Friday, 29 June 2012

Development of preschoolers


Power struggles among preschool children is a common occurrence. It may be difficult to deal with but children who take part in power struggles are displaying behaviour that is appropriate for their age. They are learning about their own thoughts, feelings and behaviour and also that their feelings can be different from those of adults. While you may find the behaviour of your child frustrating keep in mind that children are constantly exploring their world in different ways to develop and grow. Testing the limits of your endurance is one way in which they explore the environment they live in. Make sure you set firm rules for them to know their limits and as far as possible make them stick to those limits. The sooner the children learn that you are not going to give in the lesser power struggles you will encounter. Manage your child’s schedule and environment to avoid any kind of power struggles. Also develop a positive caring relationship with your child. In this situation your authority will be taken seriously. To do this have clear and simple rules and follow these rules consistently. Here are some suggestions for avoiding power struggles and dealing with them if they do occur.

Be clear and concise about what you expect or do not expect from your child and also clearly tell him about the consequences of not doing as told. For example you could tell your child, “I will read a story to you, after you have kept your books in place.” Be firm about the consequence of not doing as told and don’t give in to any amount of whining or crying, this will convey to the child that he is expected to do as told and he will also not try to get his way by throwing tantrums.

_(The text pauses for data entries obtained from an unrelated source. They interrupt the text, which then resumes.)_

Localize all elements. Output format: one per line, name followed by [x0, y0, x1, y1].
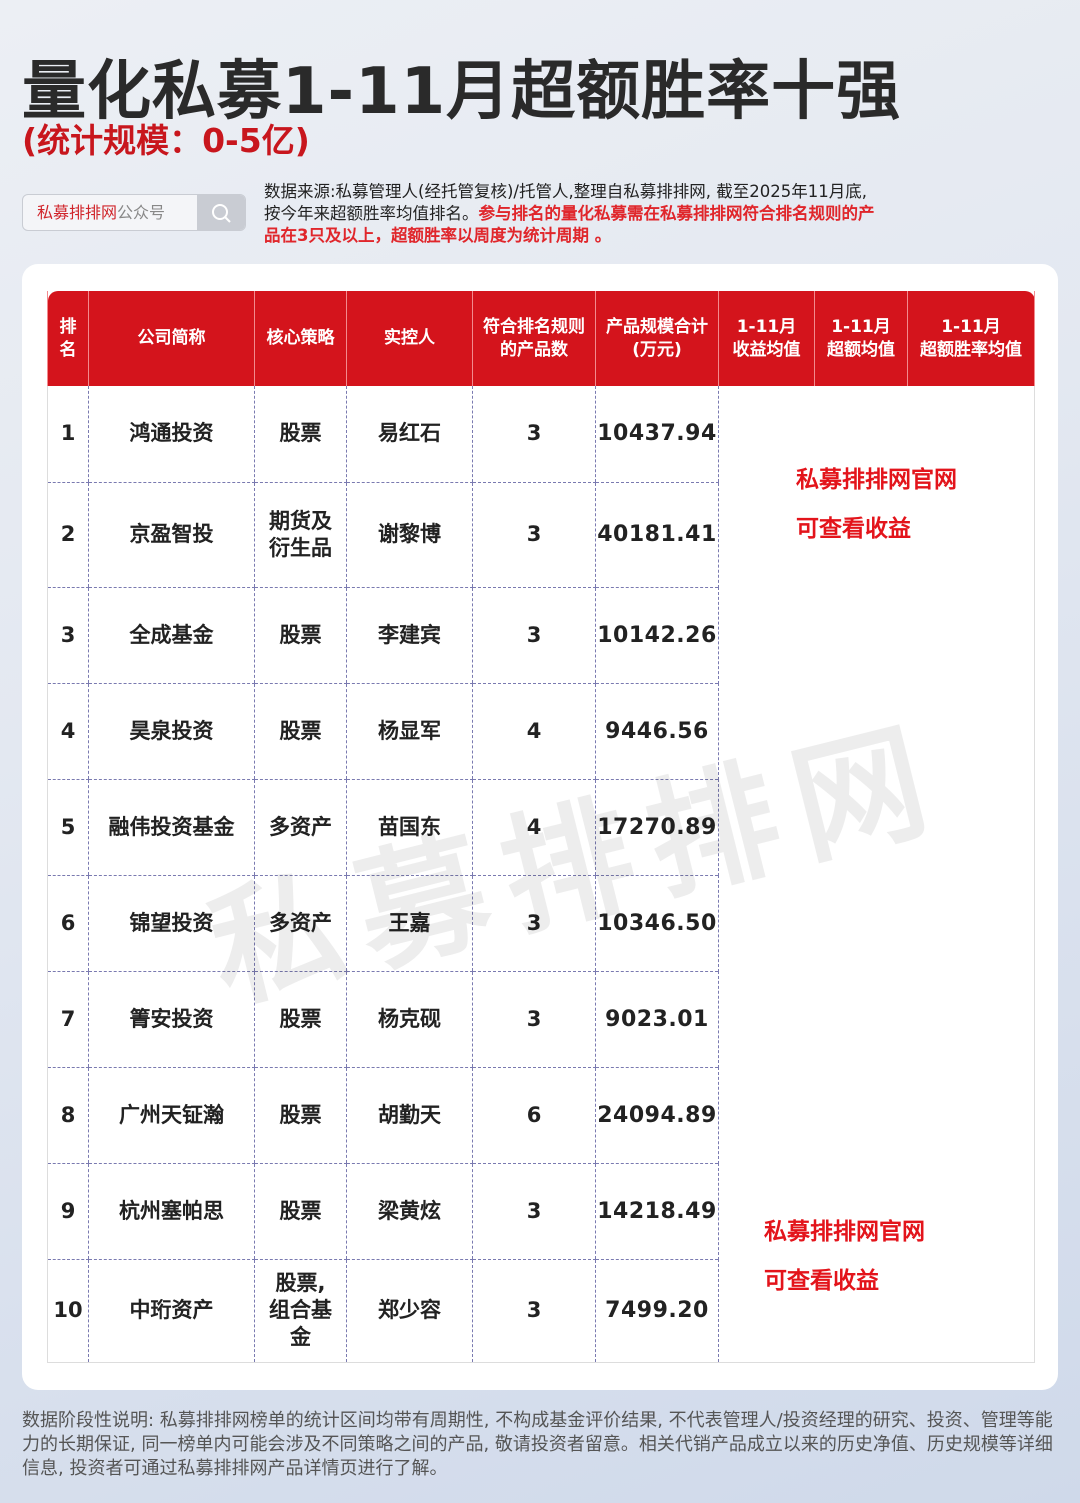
company-cell: 箐安投资	[88, 971, 255, 1068]
table-row: 2 京盈智投 期货及 衍生品 谢黎博 3 40181.41	[47, 482, 1035, 588]
scale-cell: 17270.89	[595, 779, 719, 876]
rank-cell: 1	[47, 386, 89, 483]
product-count-cell: 3	[472, 971, 596, 1068]
table-row: 1 鸿通投资 股票 易红石 3 10437.94	[47, 386, 1035, 1363]
strategy-cell: 股票	[254, 1067, 347, 1164]
controller-cell: 杨克砚	[346, 971, 473, 1068]
search-box[interactable]: 私募排排网公众号	[22, 194, 246, 231]
column-header: 公司简称	[88, 291, 255, 386]
column-header: 核心策略	[254, 291, 347, 386]
product-count-cell: 3	[472, 386, 596, 483]
rank-cell: 4	[47, 683, 89, 780]
rank-cell: 5	[47, 779, 89, 876]
scale-cell: 40181.41	[595, 482, 719, 588]
table-row: 3 全成基金 股票 李建宾 3 10142.26	[47, 587, 1035, 684]
controller-cell: 李建宾	[346, 587, 473, 684]
column-header: 产品规模合计 (万元)	[595, 291, 719, 386]
column-header: 排名	[47, 291, 89, 386]
search-button[interactable]	[197, 195, 245, 230]
search-suffix: 公众号	[117, 203, 166, 222]
product-count-cell: 6	[472, 1067, 596, 1164]
strategy-cell: 股票	[254, 587, 347, 684]
product-count-cell: 4	[472, 683, 596, 780]
data-source-note: 数据来源:私募管理人(经托管复核)/托管人,整理自私募排排网, 截至2025年1…	[264, 181, 876, 247]
table-row: 10 中珩资产 股票, 组合基金 郑少容 3 7499.20	[47, 1259, 1035, 1363]
controller-cell: 王嘉	[346, 875, 473, 972]
promo-line: 可查看收益	[764, 1268, 879, 1294]
company-cell: 融伟投资基金	[88, 779, 255, 876]
company-cell: 杭州塞帕思	[88, 1163, 255, 1260]
promo-line: 可查看收益	[796, 516, 911, 542]
strategy-cell: 股票	[254, 1163, 347, 1260]
controller-cell: 易红石	[346, 386, 473, 483]
ranking-table: 排名公司简称 核心策略 实控人 符合排名规则 的产品数 产品规模合计 (万元) 1-11月 收益…	[47, 291, 1035, 1363]
company-cell: 全成基金	[88, 587, 255, 684]
column-header: 1-11月 超额胜率均值	[907, 291, 1035, 386]
product-count-cell: 4	[472, 779, 596, 876]
rank-cell: 9	[47, 1163, 89, 1260]
column-header: 1-11月 超额均值	[814, 291, 908, 386]
product-count-cell: 3	[472, 875, 596, 972]
table-row: 7 箐安投资 股票 杨克砚 3 9023.01	[47, 971, 1035, 1068]
source-highlight: 参与排名的量化私募需在私募排排网符合排名规则的产品在3只及以上，超额胜率以周度为…	[264, 204, 875, 245]
column-header: 符合排名规则 的产品数	[472, 291, 596, 386]
table-row: 9 杭州塞帕思 股票 梁黄炫 3 14218.49	[47, 1163, 1035, 1260]
promo-line: 私募排排网官网	[796, 467, 957, 493]
page-subtitle: (统计规模：0-5亿)	[22, 121, 310, 160]
company-cell: 广州天钲瀚	[88, 1067, 255, 1164]
scale-cell: 10346.50	[595, 875, 719, 972]
scale-cell: 10437.94	[595, 386, 719, 483]
scale-cell: 9446.56	[595, 683, 719, 780]
rank-cell: 2	[47, 482, 89, 588]
search-icon	[212, 203, 231, 223]
table-row: 6 锦望投资 多资产 王嘉 3 10346.50	[47, 875, 1035, 972]
company-cell: 昊泉投资	[88, 683, 255, 780]
controller-cell: 杨显军	[346, 683, 473, 780]
search-text[interactable]: 私募排排网公众号	[23, 195, 197, 230]
rank-cell: 6	[47, 875, 89, 972]
strategy-cell: 多资产	[254, 779, 347, 876]
rank-cell: 8	[47, 1067, 89, 1164]
company-cell: 中珩资产	[88, 1259, 255, 1363]
company-cell: 京盈智投	[88, 482, 255, 588]
product-count-cell: 3	[472, 1259, 596, 1363]
scale-cell: 24094.89	[595, 1067, 719, 1164]
strategy-cell: 期货及 衍生品	[254, 482, 347, 588]
table-row: 8 广州天钲瀚 股票 胡勤天 6 24094.89	[47, 1067, 1035, 1164]
table-row: 4 昊泉投资 股票 杨显军 4 9446.56	[47, 683, 1035, 780]
column-header: 实控人	[346, 291, 473, 386]
scale-cell: 14218.49	[595, 1163, 719, 1260]
scale-cell: 7499.20	[595, 1259, 719, 1363]
hidden-returns-area	[718, 386, 1035, 1363]
strategy-cell: 股票	[254, 971, 347, 1068]
strategy-cell: 股票	[254, 683, 347, 780]
strategy-cell: 多资产	[254, 875, 347, 972]
scale-cell: 9023.01	[595, 971, 719, 1068]
controller-cell: 郑少容	[346, 1259, 473, 1363]
company-cell: 锦望投资	[88, 875, 255, 972]
scale-cell: 10142.26	[595, 587, 719, 684]
promo-note-top: 私募排排网官网 可查看收益	[796, 456, 957, 554]
product-count-cell: 3	[472, 1163, 596, 1260]
search-brand: 私募排排网	[37, 203, 118, 222]
controller-cell: 苗国东	[346, 779, 473, 876]
controller-cell: 梁黄炫	[346, 1163, 473, 1260]
product-count-cell: 3	[472, 482, 596, 588]
promo-line: 私募排排网官网	[764, 1219, 925, 1245]
table-row: 5 融伟投资基金 多资产 苗国东 4 17270.89	[47, 779, 1035, 876]
source-text: 数据来源:私募管理人(经托管复核)/托管人,整理自私募排排网, 截至2025年1…	[264, 182, 867, 223]
promo-note-bottom: 私募排排网官网 可查看收益	[764, 1208, 925, 1306]
company-cell: 鸿通投资	[88, 386, 255, 483]
strategy-cell: 股票	[254, 386, 347, 483]
rank-cell: 3	[47, 587, 89, 684]
column-header: 1-11月 收益均值	[718, 291, 815, 386]
strategy-cell: 股票, 组合基金	[254, 1259, 347, 1363]
controller-cell: 胡勤天	[346, 1067, 473, 1164]
rank-cell: 7	[47, 971, 89, 1068]
rank-cell: 10	[47, 1259, 89, 1363]
product-count-cell: 3	[472, 587, 596, 684]
page-title: 量化私募1-11月超额胜率十强	[22, 55, 902, 129]
disclaimer: 数据阶段性说明: 私募排排网榜单的统计区间均带有周期性, 不构成基金评价结果, …	[22, 1410, 1053, 1479]
controller-cell: 谢黎博	[346, 482, 473, 588]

This will ensure proper behaviour not just in childhood but will carry on to adolescence.

Don’t get caught up in the web of arguments and explanations. If you want your child to stop playing and come home and your child refuses to obey then you will have to pick your child and bring him home no matter how much your child whines or cries. Don’t worry even if you feel embarrassed in front of other parents. Your goal is to discipline your child and not to look like the perfect parent in front of other parents.
Avoid making threats especially those that you won’t follow through.  Threatening your child will stop you from developing a trusting, caring and positive relationship with your child. It will also teach your child that you are not serious about enforcing the consequences you threatened him with. This will stop your child from taking you seriously.

If you have set up a routine follow it as consistently as possible. If you stick to a routine that you have set children know what they should expect and what is expected from them.

Avoid creating situations that lead to power struggles. For example if your child insists on watching television while he is getting dressed for the school, make a rule that the television will not be switched on unless he is dressed.

Do not seem like you are winning a power struggle and once in a while it is good to give in especially if the power struggle does not involve your child’s safety or security.